如果一個操作是legal的, legalize過程將會忽略這個節點, 否則根據分類做對應的legalize, 其中custom類型需要編譯器開發人員自己實現回調來使節點合法化.
LegalizeTypeAction枚舉含義類似, 但是根據數據類型不同細分了更多的種類.
每個架構需要指定每個數據類型/操作在這個架構上legalize的類型, 這些信息保存在TargetLoweringBase類中.

class TargetLoweringBase {
  /// This indicates the default register class to use for each ValueType the
  /// target supports natively.
  const TargetRegisterClass *RegClassForVT[MVT::LAST_VALUETYPE];

  /// For any value types we are promoting or expanding, this contains the value
  /// type that we are changing to.  For Expanded types, this contains one step
  /// of the expand (e.g. i64 -> i32), even if there are multiple steps required
  /// (e.g. i64 -> i16).  For types natively supported by the system, this holds
  /// the same type (e.g. i32 -> i32).
  MVT TransformToType[MVT::LAST_VALUETYPE];

  /// For each operation and each value type, keep a LegalizeAction that
  /// indicates how instruction selection should deal with the operation.  Most
  /// operations are Legal (aka, supported natively by the target), but
  /// operations that are not should be described.  Note that operations on
  /// non-legal value types are not described here.
  LegalizeAction OpActions[MVT::LAST_VALUETYPE][ISD::BUILTIN_OP_END];
};

寄存器類型決定了架構操作的數據類型, 因此RegClassForVT數組保存了每種數據類型映射的對應的寄存器類型.
當該架構不支持某個數據類型時需要將其轉換為合法的數據類型, TransformToType數組保存了需要轉換的目標類型.
最后對於一個給定某一數據類型的操作, 其legalize的類型被保存在二維數組OpActions中. 在索引該數組時注意如果架構不支持某一數據類型那么必然不支持該數據類型的所有操作. 此時該數據類型的操作的legalize方式不應該從這個數組中查找, 而是從TransformToType中首先轉換為合法的數據類型再在對應的操作中查找.
TargetLoweringBase中還保存extend load / trunc store / condition code等節點的legalize方式, 限於篇幅這里一一解釋.
我們先看下何修改OpActions, TargetLoweringBase提供了兩個接口來設置與訪問這個數組.

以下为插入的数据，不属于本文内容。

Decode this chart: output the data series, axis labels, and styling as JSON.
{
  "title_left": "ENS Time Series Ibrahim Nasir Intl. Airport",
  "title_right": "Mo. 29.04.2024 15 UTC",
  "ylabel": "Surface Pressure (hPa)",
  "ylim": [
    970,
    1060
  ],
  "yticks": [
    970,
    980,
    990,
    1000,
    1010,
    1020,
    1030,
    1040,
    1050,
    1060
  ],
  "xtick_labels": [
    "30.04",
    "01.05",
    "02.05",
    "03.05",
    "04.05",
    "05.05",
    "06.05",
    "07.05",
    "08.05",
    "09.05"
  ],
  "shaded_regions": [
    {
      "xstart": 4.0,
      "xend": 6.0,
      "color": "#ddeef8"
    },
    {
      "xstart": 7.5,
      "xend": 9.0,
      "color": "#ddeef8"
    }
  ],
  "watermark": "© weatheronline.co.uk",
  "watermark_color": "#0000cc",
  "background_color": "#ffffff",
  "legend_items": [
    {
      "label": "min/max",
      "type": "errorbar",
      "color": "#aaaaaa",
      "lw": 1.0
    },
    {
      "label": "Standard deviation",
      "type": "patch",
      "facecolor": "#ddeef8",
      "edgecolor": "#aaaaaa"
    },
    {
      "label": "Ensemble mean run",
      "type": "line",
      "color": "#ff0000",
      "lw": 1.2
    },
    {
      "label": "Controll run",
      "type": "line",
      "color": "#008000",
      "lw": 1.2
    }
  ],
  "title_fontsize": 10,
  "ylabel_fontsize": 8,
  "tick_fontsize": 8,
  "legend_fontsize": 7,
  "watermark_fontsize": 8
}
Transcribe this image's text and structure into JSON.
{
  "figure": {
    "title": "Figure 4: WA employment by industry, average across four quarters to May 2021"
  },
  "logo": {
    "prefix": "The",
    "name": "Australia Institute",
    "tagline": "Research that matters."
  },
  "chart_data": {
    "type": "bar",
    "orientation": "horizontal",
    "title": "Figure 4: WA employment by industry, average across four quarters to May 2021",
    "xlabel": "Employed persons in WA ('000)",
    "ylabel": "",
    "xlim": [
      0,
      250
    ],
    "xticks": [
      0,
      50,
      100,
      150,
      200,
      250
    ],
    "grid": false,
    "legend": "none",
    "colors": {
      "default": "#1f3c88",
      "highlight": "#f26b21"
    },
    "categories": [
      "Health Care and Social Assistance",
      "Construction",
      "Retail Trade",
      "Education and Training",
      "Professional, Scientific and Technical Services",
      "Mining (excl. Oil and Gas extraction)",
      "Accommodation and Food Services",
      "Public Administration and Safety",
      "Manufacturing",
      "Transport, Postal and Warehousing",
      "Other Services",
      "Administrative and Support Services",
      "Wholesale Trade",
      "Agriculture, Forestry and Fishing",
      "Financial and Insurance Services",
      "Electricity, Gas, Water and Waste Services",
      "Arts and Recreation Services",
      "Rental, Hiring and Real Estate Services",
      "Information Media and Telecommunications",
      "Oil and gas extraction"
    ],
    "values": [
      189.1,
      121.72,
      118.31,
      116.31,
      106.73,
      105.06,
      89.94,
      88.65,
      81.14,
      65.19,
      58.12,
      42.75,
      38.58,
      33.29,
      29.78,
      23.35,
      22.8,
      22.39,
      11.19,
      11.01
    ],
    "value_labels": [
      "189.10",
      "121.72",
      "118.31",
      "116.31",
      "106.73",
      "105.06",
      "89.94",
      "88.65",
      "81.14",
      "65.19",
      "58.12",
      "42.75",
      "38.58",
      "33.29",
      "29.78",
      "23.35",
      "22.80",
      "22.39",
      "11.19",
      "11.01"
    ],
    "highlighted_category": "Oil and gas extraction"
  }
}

class TargetLoweringBase {
public:
  /// Indicate that the specified operation does not work with the specified
  /// type and indicate what to do about it. Note that VT may refer to either
  /// the type of a result or that of an operand of Op.
  void setOperationAction(unsigned Op, MVT VT,
                          LegalizeAction Action) {
    assert(Op < array_lengthof(OpActions[0]) && "Table isn't big enough!");
    OpActions[(unsigned)VT.SimpleTy][Op] = Action;
  }

  /// Return how this operation should be treated: either it is legal, needs to
  /// be promoted to a larger size, needs to be expanded to some other code
  /// sequence, or the target has a custom expander for it.
  LegalizeAction getOperationAction(unsigned Op, EVT VT) const {
    if (VT.isExtended()) return Expand;
    // If a target-specific SDNode requires legalization, require the target
    // to provide custom legalization for it.
    if (Op >= array_lengthof(OpActions[0])) return Custom;
    return OpActions[(unsigned)VT.getSimpleVT().SimpleTy][Op];
  }
};

每個架構都有一個[arch]TargetLowering類繼承TargetLoweringBase類, 在該類的構造函數中會調用setOperationAction()初始化OpActions. 我們以RISCV為例, 截取RISCVTargetLowering::RISCVTargetLowering()(defined in lib/Target/RISCV/RISCVISelLowering.cpp)的部分代碼.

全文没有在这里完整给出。